体温と一緒に伝わってくるそのメロディは、静かで、確かで、少しだけ泣きたくなるほど優しかった。


目が覚めたとき、俺は自分の部屋の布団の中にいた。


(……え、なんで……?)

思わず起き上がろうとしたが、身体がまだ熱っぽい。


台所の方から、トントンと包丁の音が聞こえる。


そっと覗いてみると、エプロン姿の佐久間さんが、小鍋にだしを注ぎ、刻んだネギと卵を丁寧に加えていた。

鰹の香りがふわっと部屋に広がって、なんだか懐かしい気持ちになる。

鍋の隣には、買ってきたらしいお粥セットやスポーツドリンク、熱を下げる冷えピタまで並んでいて──

(……どこまで、気がきくんですか)

心の中でそっと呟くと、また胸があたたかくなった。


「……目、覚めたか」


低く落ち着いた声に、反射的に目をこすった。

その瞬間、また──“BGM”が流れ出した。


今度は、春の午後に吹くやわらかな風のようなバラードだった。

ピアノがそっと語りかけるように低く、静かに響き、やがてアコースティックギターの音色が優しく寄り添う。

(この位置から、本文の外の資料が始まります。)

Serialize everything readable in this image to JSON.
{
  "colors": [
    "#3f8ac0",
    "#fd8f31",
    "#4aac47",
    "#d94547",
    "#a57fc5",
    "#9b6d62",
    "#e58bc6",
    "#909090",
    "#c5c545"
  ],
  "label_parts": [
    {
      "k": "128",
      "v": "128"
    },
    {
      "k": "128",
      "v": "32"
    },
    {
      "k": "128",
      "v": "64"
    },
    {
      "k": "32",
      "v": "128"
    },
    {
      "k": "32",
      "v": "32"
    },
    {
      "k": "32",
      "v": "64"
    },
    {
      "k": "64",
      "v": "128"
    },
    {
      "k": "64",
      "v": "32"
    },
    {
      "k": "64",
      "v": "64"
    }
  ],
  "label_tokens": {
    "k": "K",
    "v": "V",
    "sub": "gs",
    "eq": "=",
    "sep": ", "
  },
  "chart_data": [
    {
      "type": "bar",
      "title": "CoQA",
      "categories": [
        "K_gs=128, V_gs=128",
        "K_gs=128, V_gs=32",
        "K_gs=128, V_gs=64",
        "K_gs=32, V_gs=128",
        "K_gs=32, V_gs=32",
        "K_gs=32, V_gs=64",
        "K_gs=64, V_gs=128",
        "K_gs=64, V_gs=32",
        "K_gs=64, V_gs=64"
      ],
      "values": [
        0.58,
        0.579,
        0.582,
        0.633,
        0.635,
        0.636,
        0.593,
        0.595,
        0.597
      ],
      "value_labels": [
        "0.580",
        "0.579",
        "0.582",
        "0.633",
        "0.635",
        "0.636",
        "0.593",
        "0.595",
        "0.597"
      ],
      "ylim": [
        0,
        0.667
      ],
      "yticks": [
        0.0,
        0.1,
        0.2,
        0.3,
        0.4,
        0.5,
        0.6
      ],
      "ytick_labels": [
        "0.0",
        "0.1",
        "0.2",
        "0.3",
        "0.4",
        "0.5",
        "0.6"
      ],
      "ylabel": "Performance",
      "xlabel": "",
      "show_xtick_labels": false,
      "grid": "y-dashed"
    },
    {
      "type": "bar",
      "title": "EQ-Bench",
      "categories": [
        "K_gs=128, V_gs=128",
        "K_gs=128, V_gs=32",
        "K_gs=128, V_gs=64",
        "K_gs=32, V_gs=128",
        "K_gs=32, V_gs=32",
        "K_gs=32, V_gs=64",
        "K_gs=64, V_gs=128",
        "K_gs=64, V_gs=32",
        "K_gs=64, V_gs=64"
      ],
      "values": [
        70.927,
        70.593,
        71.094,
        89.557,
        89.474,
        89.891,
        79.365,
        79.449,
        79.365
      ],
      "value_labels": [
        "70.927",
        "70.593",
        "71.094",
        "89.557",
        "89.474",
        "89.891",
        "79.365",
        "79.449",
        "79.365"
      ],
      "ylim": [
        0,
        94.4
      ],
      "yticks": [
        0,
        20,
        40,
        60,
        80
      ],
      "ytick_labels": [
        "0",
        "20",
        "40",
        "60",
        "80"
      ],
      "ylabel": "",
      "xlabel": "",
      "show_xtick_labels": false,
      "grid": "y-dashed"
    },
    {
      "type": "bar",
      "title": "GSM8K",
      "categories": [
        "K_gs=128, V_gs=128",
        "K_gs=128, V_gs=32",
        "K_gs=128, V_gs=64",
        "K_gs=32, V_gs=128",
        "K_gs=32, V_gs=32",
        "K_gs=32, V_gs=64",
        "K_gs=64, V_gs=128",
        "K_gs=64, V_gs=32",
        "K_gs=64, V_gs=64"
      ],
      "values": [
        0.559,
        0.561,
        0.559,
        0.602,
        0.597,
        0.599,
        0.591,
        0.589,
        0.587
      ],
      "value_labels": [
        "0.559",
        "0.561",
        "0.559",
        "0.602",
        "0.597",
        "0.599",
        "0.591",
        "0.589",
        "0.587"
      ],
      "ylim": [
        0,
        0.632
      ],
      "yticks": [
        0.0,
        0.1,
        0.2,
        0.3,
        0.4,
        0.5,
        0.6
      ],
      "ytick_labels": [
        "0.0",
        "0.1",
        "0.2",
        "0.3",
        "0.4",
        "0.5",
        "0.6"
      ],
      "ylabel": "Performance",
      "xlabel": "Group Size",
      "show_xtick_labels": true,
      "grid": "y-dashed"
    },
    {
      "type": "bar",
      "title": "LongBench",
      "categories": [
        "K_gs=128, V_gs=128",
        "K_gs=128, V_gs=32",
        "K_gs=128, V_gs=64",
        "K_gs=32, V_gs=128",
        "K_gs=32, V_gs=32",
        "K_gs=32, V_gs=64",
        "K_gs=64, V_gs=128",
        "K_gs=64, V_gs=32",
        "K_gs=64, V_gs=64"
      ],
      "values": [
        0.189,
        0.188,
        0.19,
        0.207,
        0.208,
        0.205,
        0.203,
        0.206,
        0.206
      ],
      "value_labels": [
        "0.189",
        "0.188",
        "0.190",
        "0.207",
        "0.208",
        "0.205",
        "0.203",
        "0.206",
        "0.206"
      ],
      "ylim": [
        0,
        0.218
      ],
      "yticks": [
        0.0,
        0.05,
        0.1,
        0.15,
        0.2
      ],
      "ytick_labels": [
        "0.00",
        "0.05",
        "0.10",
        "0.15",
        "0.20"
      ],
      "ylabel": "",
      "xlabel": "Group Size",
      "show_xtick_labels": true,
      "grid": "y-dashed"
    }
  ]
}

音はごく控えめで、声を張り上げることもなく、ただ「そばにいるよ」とささやくような曲。



♪「言わなくていいよ ムリしないで

笑わなくても いいから」

♪「痛みも 熱も 君の全部

ひとりで抱えなくていい」


言葉にすればきっと気恥ずかしくて、面と向かってはとても言えないような優しさ。


(……佐久間さんの、BGM……)


その旋律は、まるでそっと毛布をかけてくれるみたいに、あたたかかった。

何かが壊れそうになる心の奥を、静かに、静かに撫でてくれた。


「佐久間さん……なんで……?」

「午後休とって……様子、見に来た」

「……心配、してくれたんですか?」

「……まあ、気になってただけだ」


少しだけ照れたように目を逸らす佐久間さんを見て、胸がぽっと熱くなった。

その言葉が、思っていた以上に心に沁みて、どう返せばいいか一瞬わからなくなった。

心配されるなんて、こんなふうに優しくされるなんて──想像していなかったから。


「……ありがとうございます」

心からのその言葉に、彼のBGMがまた、ほんの少しだけ音を強めた──気がした。

それは、見えない手で頭を撫でられたような、やさしい、やさしい音だった。


つづく

今回はナオくん、風邪でぐったり回。

でも、そんなときほど人の優しさって沁みますよね……。

言葉じゃなくて、音楽で気持ちが伝わる。

それが佐久間さんの“BGM”の魅力であり、彼なりの不器用な愛情表現です。